I have a table tab1 in timescale db which has 3 columns tag, time, value. time and tag make up the pk for the table: (time, tag).
There are more than 500 lakhs (50 000 000) of rows. I need to find the latest timestamp or the max(time) for each of the N tags.
There are few things that I tried, I'll share my experience with each:
- inner query
SELECT "time", "tag", "value"
FROM tab1
WHERE ("tag","time") IN
(SELECT "tag", MAX("time") FROM tab1 WHERE "tag" IN(tag1,tag2) GROUP BY "tag" );
this is giving result but taking around 19 sec to execute which is beyond the acceptable limit
- using last function from timescale db
SELECT tag, last(time, time), last(value,time)
FROM tab1
WHERE "tag" IN (tag1,tag2) GROUP BY "tag" ;
this is giving output within 10 sec.
I need to find another feasible solution similar to 2nd one that is perhaps performing better. I tried few other things like LATERAL JOIN (3), WINDOW FUNCTIONS (ROW_NUMBER, PARTITION) (4) but the solution is not as expected.

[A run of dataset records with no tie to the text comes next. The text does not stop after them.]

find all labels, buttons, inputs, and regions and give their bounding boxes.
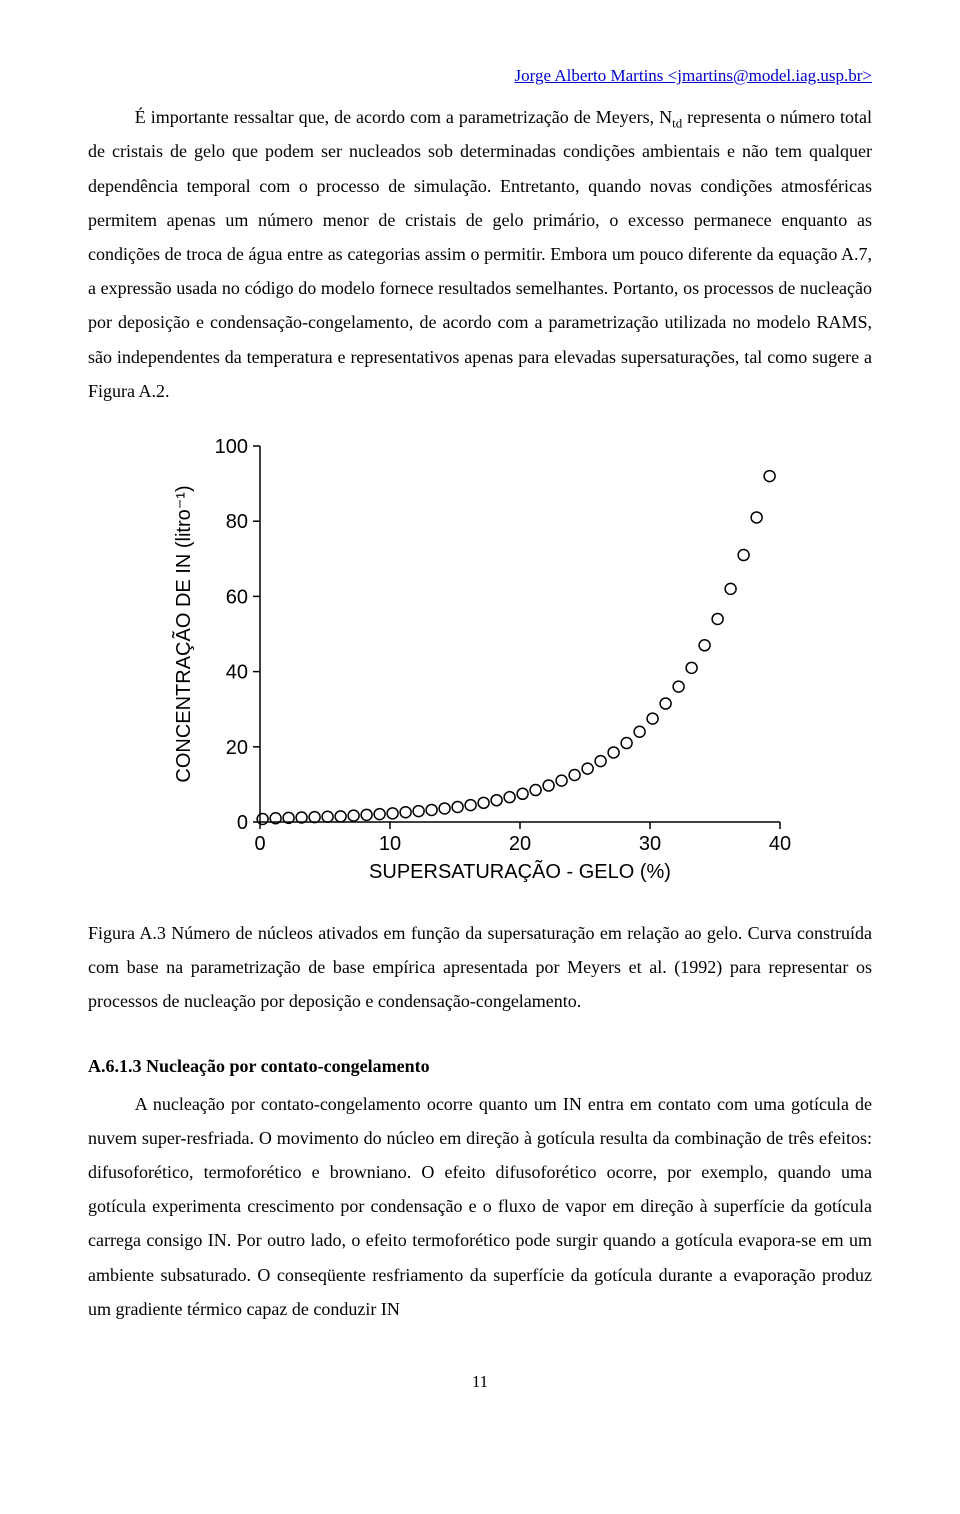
body-paragraph-1: É importante ressaltar que, de acordo co… [88,100,872,408]
svg-text:40: 40 [226,662,248,684]
header-link: Jorge Alberto Martins <jmartins@model.ia… [88,60,872,92]
svg-text:80: 80 [226,511,248,533]
svg-text:40: 40 [769,833,791,855]
body-paragraph-2: A nucleação por contato-congelamento oco… [88,1087,872,1326]
svg-text:CONCENTRAÇÃO DE IN (litro⁻¹): CONCENTRAÇÃO DE IN (litro⁻¹) [171,485,195,782]
svg-text:20: 20 [226,737,248,759]
p1-part-a: É importante ressaltar que, de acordo co… [135,107,672,127]
svg-text:100: 100 [215,436,248,458]
figure-a3-chart: 0 20 40 60 80 100 0 10 20 30 40 SUPERSATURAÇÃO - GE… [160,432,800,892]
figure-caption: Figura A.3 Número de núcleos ativados em… [88,916,872,1019]
svg-text:10: 10 [379,833,401,855]
svg-text:SUPERSATURAÇÃO - GELO (%): SUPERSATURAÇÃO - GELO (%) [369,859,671,883]
page-number: 11 [88,1366,872,1398]
chart-svg: 0 20 40 60 80 100 0 10 20 30 40 SUPERSATURAÇÃO - GE… [160,432,800,892]
p1-part-b: representa o número total de cristais de… [88,107,872,401]
section-heading: A.6.1.3 Nucleação por contato-congelamen… [88,1049,872,1083]
svg-text:20: 20 [509,833,531,855]
svg-text:0: 0 [237,812,248,834]
svg-text:30: 30 [639,833,661,855]
svg-text:0: 0 [254,833,265,855]
p1-subscript: td [672,116,682,131]
svg-text:60: 60 [226,586,248,608]
author-email-link[interactable]: Jorge Alberto Martins <jmartins@model.ia… [515,66,872,85]
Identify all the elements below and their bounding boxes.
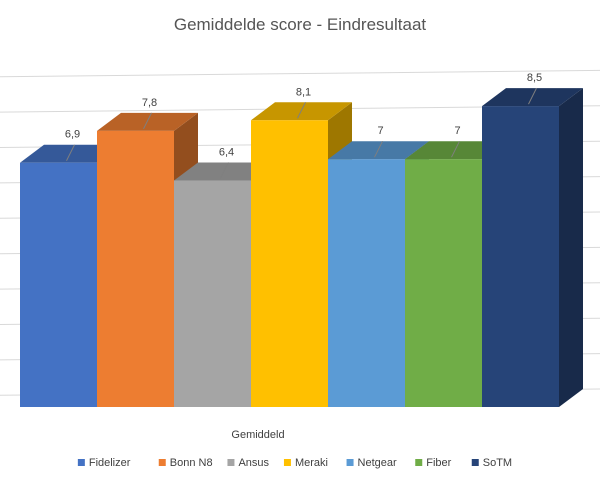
legend-label: Meraki: [295, 457, 328, 469]
data-label: 7: [377, 125, 383, 137]
x-axis-label: Gemiddeld: [231, 429, 284, 441]
data-label: 7,8: [142, 97, 157, 109]
data-label-leader: [66, 144, 75, 161]
data-label-leader: [143, 112, 152, 130]
legend-label: Fiber: [426, 457, 451, 469]
bar-front-face: [20, 162, 97, 407]
legend-swatch: [227, 459, 235, 466]
legend-swatch: [77, 459, 85, 466]
data-label: 7: [454, 125, 460, 137]
legend-item-sotm: SoTM: [471, 457, 512, 469]
legend-item-fidelizer: Fidelizer: [77, 457, 131, 469]
legend-item-ansus: Ansus: [227, 457, 270, 469]
bar-sotm: 8,5: [482, 72, 583, 407]
data-label: 6,4: [219, 146, 234, 158]
legend-swatch: [471, 459, 479, 466]
data-label-leader: [528, 87, 537, 105]
legend-item-fiber: Fiber: [415, 457, 452, 469]
legend: Fidelizer Bonn N8 Ansus Meraki Netgear Fiber S…: [77, 457, 512, 469]
legend-swatch: [283, 459, 291, 466]
legend-label: Bonn N8: [170, 457, 213, 469]
legend-label: Fidelizer: [89, 457, 131, 469]
legend-label: Ansus: [238, 457, 269, 469]
bar-front-face: [174, 180, 251, 407]
gridline: [0, 69, 600, 78]
bar-front-face: [482, 106, 559, 407]
legend-label: Netgear: [358, 457, 397, 469]
data-label: 8,5: [527, 72, 542, 84]
data-label-leader: [297, 102, 306, 119]
legend-item-bonn-n8: Bonn N8: [158, 457, 213, 469]
bar-side-face: [559, 88, 583, 407]
data-label: 6,9: [65, 129, 80, 141]
data-label-leader: [451, 140, 460, 158]
data-label-leader: [220, 162, 229, 179]
legend-swatch: [346, 459, 354, 466]
chart-title: Gemiddelde score - Eindresultaat: [174, 15, 427, 34]
bar-front-face: [328, 159, 405, 407]
data-label-leader: [374, 140, 383, 158]
bar-front-face: [251, 120, 328, 407]
legend-label: SoTM: [483, 457, 512, 469]
legend-item-meraki: Meraki: [283, 457, 328, 469]
legend-swatch: [158, 459, 166, 466]
data-label: 8,1: [296, 86, 311, 98]
legend-swatch: [415, 459, 423, 466]
legend-item-netgear: Netgear: [346, 457, 397, 469]
bar-front-face: [405, 159, 482, 407]
bars: 6,9 7,8 6,4 8,1 7 7 8,5: [20, 72, 583, 408]
bar-front-face: [97, 130, 174, 407]
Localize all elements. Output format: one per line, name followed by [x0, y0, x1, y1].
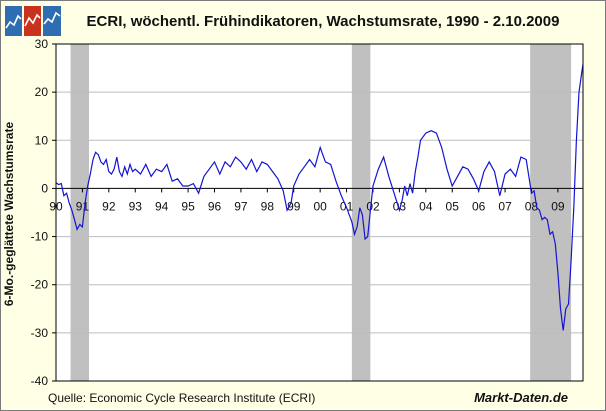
x-tick-label: 04: [419, 199, 433, 213]
y-tick-label: -10: [31, 230, 49, 244]
y-tick-label: 30: [35, 37, 49, 51]
x-tick-label: 92: [102, 199, 116, 213]
x-tick-label: 91: [76, 199, 90, 213]
x-tick-label: 93: [129, 199, 143, 213]
series-line: [55, 64, 584, 331]
y-tick-label: -20: [31, 278, 49, 292]
x-tick-label: 08: [525, 199, 539, 213]
x-tick-label: 05: [446, 199, 460, 213]
x-tick-label: 95: [181, 199, 195, 213]
brand-name: Markt-Daten.de: [474, 390, 568, 405]
y-tick-label: 10: [35, 133, 49, 147]
x-tick-label: 96: [208, 199, 222, 213]
y-tick-label: -40: [31, 374, 49, 388]
source-note: Quelle: Economic Cycle Research Institut…: [48, 391, 316, 405]
x-tick-label: 03: [393, 199, 407, 213]
recession-band: [70, 44, 90, 381]
logo: [5, 6, 61, 36]
y-tick-label: 20: [35, 85, 49, 99]
x-tick-label: 01: [340, 199, 354, 213]
x-tick-label: 09: [551, 199, 565, 213]
plot-border: [55, 43, 584, 382]
plot-background: [56, 44, 583, 381]
x-tick-label: 02: [366, 199, 380, 213]
x-tick-label: 97: [234, 199, 248, 213]
y-tick-label: -30: [31, 326, 49, 340]
x-tick-label: 98: [261, 199, 275, 213]
chart-title: ECRI, wöchentl. Frühindikatoren, Wachstu…: [86, 13, 560, 30]
y-tick-label: 0: [41, 181, 48, 195]
x-tick-label: 94: [155, 199, 169, 213]
x-tick-label: 00: [313, 199, 327, 213]
x-tick-label: 06: [472, 199, 486, 213]
x-tick-label: 07: [498, 199, 512, 213]
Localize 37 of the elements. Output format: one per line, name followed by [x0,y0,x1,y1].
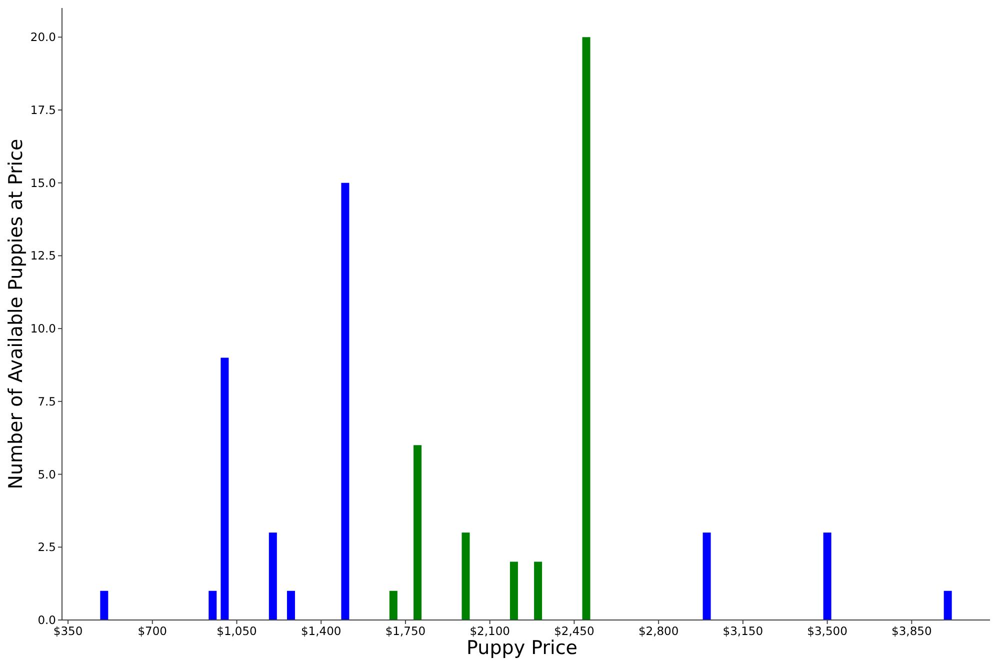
bar [100,590,108,620]
bar [208,590,217,620]
y-tick-label: 0.0 [38,613,56,627]
bar [944,590,952,620]
x-tick-label: $2,800 [638,624,679,638]
x-tick-label: $350 [53,624,83,638]
y-tick-label: 12.5 [30,248,56,263]
x-tick-label: $2,100 [470,624,510,638]
bar [582,37,590,620]
bar [702,532,711,620]
y-tick-label: 7.5 [38,394,56,408]
bar [823,532,832,620]
y-tick-label: 20.0 [30,30,56,44]
bar [220,358,229,620]
y-tick-label: 17.5 [30,103,56,117]
bar [534,562,542,620]
x-tick-label: $1,050 [216,624,257,638]
y-tick-label: 15.0 [30,176,56,190]
x-tick-label: $3,150 [722,624,764,638]
y-tick-label: 5.0 [38,467,56,482]
x-tick-label: $2,450 [554,624,594,638]
x-tick-label: $3,850 [892,624,932,638]
bar [462,532,470,620]
y-axis-title: Number of Available Puppies at Price [5,138,27,490]
x-tick-label: $1,750 [385,624,426,638]
x-tick-label: $700 [138,624,168,638]
y-tick-label: 10.0 [30,322,56,336]
y-tick-label: 2.5 [38,540,56,554]
bar [414,445,422,620]
bar [341,182,350,620]
bar [268,532,277,620]
bar [389,590,398,620]
bar [510,562,518,620]
x-tick-label: $3,500 [807,624,848,638]
bar [286,590,295,620]
x-tick-label: $1,400 [300,624,342,638]
x-axis-title: Puppy Price [466,637,578,659]
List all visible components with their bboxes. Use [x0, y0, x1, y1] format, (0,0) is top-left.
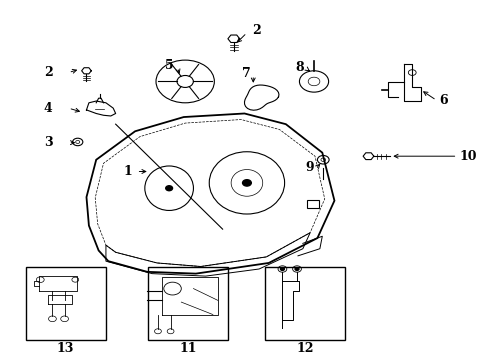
- Text: 2: 2: [252, 24, 261, 37]
- Circle shape: [165, 186, 172, 191]
- Text: 1: 1: [123, 165, 132, 178]
- Text: 7: 7: [241, 67, 250, 80]
- Text: 6: 6: [438, 94, 447, 107]
- Circle shape: [294, 267, 298, 270]
- Text: 11: 11: [179, 342, 197, 355]
- Bar: [26, 267, 106, 340]
- Bar: [264, 267, 345, 340]
- Circle shape: [280, 267, 284, 270]
- Text: 12: 12: [295, 342, 313, 355]
- Circle shape: [242, 180, 251, 186]
- Bar: [148, 267, 228, 340]
- Text: 5: 5: [165, 59, 174, 72]
- Text: 8: 8: [295, 61, 303, 74]
- Bar: [306, 200, 319, 208]
- Text: 10: 10: [458, 150, 476, 163]
- Text: 13: 13: [57, 342, 74, 355]
- Text: 2: 2: [43, 66, 52, 79]
- Text: 4: 4: [43, 102, 52, 114]
- Text: 3: 3: [44, 136, 52, 149]
- Text: 9: 9: [305, 161, 313, 175]
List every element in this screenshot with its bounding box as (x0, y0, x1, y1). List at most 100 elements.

- using lateral gives cross of multiple columns and not one single value with max time as expected. Moreover it is taking 15sec to execute but it might be due to wrong query.
SELECT table1."tag", table1."time",table1."value" from tab1 as table1
join lateral (
SELECT table2 ."tag",table2 ."time" from tab1 as table2
where table2."tag" = table1."tag"
order by table2."time" desc limit 1
) p on true
where table1."tag" in (tag1,tag2)
- when trying partition I want to put limit 1 like this: (partition by tag order by time desc limit 1) but it is giving syntax error. without limit 1 I am not getting the latest time.
SELECT * from
( SELECT *, row_number() over (partition by tag order by time desc) as rownum
from tab1) a
where tag in (tag1,tag2)
Can anyone suggest what's wrong with the queries in 3,4 or suggest if there is another alternative.